The other thing is that gaming more and more is a social experience. When I’m playing on a console, I invite my friends over and we play together. This is all something that isn’t possible with VR because you need to wear a f*****g VR device on your face! (laughs) The entire social interaction is taken away apart from in this virtual world. There will be an audience for this but I think that the people who will use it persistently and long-term will be rare.

So I’m presuming from all this that you guys have no plans for VR?

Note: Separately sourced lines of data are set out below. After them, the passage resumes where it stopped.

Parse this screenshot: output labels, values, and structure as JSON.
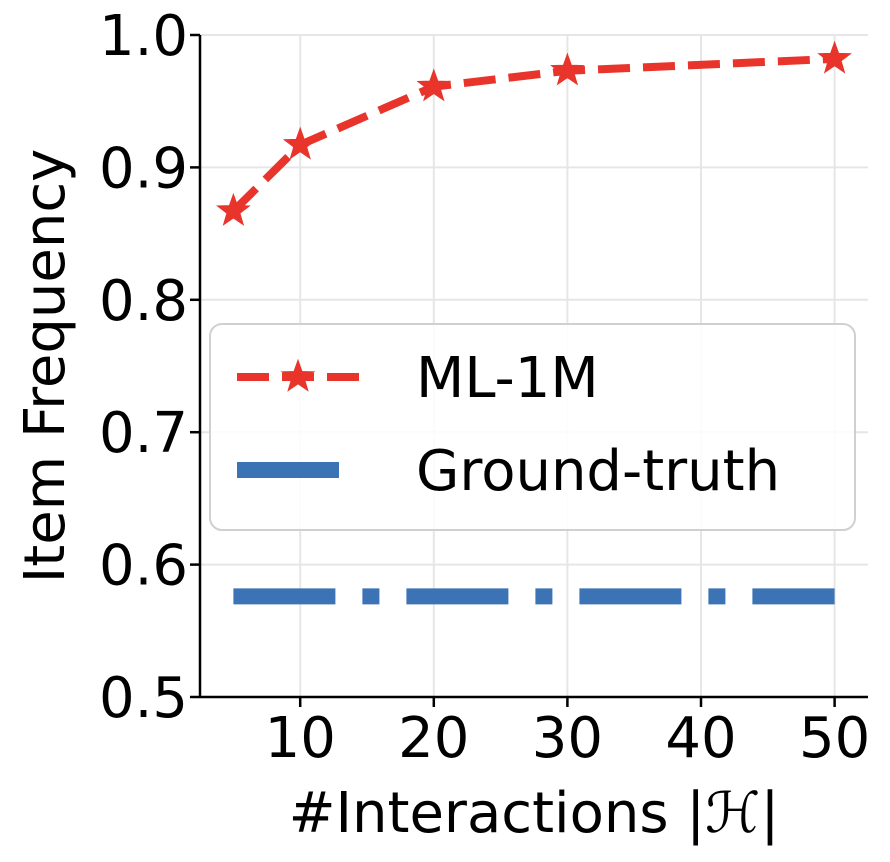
{
  "chart_data": {
    "type": "line",
    "title": "",
    "xlabel": "#Interactions |ℋ|",
    "ylabel": "Item Frequency",
    "xlim": [
      2.5,
      52.5
    ],
    "ylim": [
      0.5,
      1.0
    ],
    "x_ticks": [
      10,
      20,
      30,
      40,
      50
    ],
    "x_tick_labels": [
      "10",
      "20",
      "30",
      "40",
      "50"
    ],
    "y_ticks": [
      0.5,
      0.6,
      0.7,
      0.8,
      0.9,
      1.0
    ],
    "y_tick_labels": [
      "0.5",
      "0.6",
      "0.7",
      "0.8",
      "0.9",
      "1.0"
    ],
    "grid": true,
    "legend_position": "center-right",
    "series": [
      {
        "name": "ML-1M",
        "x": [
          5,
          10,
          20,
          30,
          50
        ],
        "values": [
          0.867,
          0.917,
          0.961,
          0.973,
          0.982
        ],
        "color": "#e8342a",
        "style": "dashed",
        "marker": "star"
      },
      {
        "name": "Ground-truth",
        "x": [
          5,
          50
        ],
        "values": [
          0.576,
          0.576
        ],
        "color": "#3b73b4",
        "style": "dash-dot",
        "marker": "none"
      }
    ]
  }
}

(Laughs) No, we have no plans for VR.

So what are your plans for the future then?

Shipping lots of mobile games. We have plenty of studios on our contract. We’re aiming to ship six games per year and we are seeing great progress on all fronts. We will be shipping some amazing games in the future and we want to establish Flaregames as a ‘co-developer of choice’ for third party studios.

A funny question to end then. What is your favourite game of all time?

Alpha Centauri on PC. It’s this game in the Civilisation series that took about one year of my life. It basically starts after the ship to Alpha Centauri is launched and the ship breaks up in the atmosphere. People are divided by factions, not by nationality. It’s more about ideology and how you develop your civilisation based on this ideology. I’m getting too old for shooters unfortunately, I’m getting too slow (laughs). I’m also a big fan of role-playing games and turn-based games… Tactical combat like XCOM. A wide variety of games really.

Thank you Klaas, it’s been great talking to you! Please keep in touch!

No problem, it’s been great talking to you! Enjoy the rest of your day!